I think I quickly sought out answers to my health issues and went to both the NIMH schizophrenia study the mayo clinic. Yes I’m older and wiser than a teenager or a younger person in their 20s.

But my last psychosis, beginning to end, lasted 6 months. Start to finish, in patient and outpatient time combined.

I understand the frustration on both inpatient and outpatient treatment, I could not get myself admitted to the hospital even this last time.

I am on my own crusade to learn as much as I can to prevent it from happening in the first place since it does , psychotic symptoms, last so long. I have word salad and delusions, no voices or hallucinations.


#19

Catherine that must be very sad to watch your son trying to communicate but not being able to. Do you mind me asking what your son is taking that is working so well for him?


#20

@Mom2 I don’t mind any questions related to my son’s illness.
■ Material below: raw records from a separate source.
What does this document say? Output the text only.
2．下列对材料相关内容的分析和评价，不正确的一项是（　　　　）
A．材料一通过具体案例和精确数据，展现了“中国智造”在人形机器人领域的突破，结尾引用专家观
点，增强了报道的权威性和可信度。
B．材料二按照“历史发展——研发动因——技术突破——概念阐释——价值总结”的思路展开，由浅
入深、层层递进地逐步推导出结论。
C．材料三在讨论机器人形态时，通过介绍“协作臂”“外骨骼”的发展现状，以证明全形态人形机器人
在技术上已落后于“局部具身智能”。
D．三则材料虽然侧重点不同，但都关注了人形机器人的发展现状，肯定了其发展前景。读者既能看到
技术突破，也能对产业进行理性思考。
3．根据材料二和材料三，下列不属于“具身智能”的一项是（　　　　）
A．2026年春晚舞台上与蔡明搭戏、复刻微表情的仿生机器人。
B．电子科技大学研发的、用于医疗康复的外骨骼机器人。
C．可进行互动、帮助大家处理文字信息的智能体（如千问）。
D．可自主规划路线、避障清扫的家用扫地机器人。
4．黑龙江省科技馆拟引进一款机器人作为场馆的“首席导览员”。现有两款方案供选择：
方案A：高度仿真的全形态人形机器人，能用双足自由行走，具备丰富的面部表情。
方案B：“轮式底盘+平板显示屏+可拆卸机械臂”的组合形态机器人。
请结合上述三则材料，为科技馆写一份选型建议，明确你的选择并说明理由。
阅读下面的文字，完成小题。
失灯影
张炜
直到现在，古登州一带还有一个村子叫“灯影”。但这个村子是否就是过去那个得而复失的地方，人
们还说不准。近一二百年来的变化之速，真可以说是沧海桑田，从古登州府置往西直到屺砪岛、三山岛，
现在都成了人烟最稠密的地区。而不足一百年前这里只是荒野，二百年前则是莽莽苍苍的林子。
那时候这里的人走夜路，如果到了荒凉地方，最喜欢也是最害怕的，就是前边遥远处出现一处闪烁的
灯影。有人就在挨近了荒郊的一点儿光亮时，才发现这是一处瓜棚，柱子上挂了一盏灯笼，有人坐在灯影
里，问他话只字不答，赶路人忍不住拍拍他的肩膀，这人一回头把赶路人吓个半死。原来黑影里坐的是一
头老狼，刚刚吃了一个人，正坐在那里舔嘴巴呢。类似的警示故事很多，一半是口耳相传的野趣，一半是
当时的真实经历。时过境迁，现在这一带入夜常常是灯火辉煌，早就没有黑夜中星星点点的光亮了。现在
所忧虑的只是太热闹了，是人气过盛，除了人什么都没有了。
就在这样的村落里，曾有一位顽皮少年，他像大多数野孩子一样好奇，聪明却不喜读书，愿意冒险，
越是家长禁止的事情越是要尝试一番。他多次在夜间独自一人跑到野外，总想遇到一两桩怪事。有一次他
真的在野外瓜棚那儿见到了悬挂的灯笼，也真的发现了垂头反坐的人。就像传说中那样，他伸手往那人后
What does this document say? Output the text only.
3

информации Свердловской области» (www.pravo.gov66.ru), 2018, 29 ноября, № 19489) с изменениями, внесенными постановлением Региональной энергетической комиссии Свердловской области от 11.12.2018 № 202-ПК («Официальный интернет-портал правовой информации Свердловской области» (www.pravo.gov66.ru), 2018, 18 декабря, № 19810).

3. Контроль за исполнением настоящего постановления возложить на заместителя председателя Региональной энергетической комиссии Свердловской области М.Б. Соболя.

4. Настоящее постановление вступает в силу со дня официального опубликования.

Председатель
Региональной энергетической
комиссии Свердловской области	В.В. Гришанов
My son takes Clozaril 125 mg twice a day…It use to be a higher dose (150 mg twice a day) with Congentin and Zoloft added but he has done so well for so long the last doctor he had said it would be okay to try to wean him down off of some of the “extra” support meds a little at a time and see how he did -he has done really well (it has been about 2 years now that he has been just on the lower dose Clozaril alone. The idea was not to jeopardize his stability but to see if he could remain stable on less so as to minimize the long term effects on his body. So far so good. Today I mainly see his negative symptoms. the lack of motivation, confusion and forgetfulness.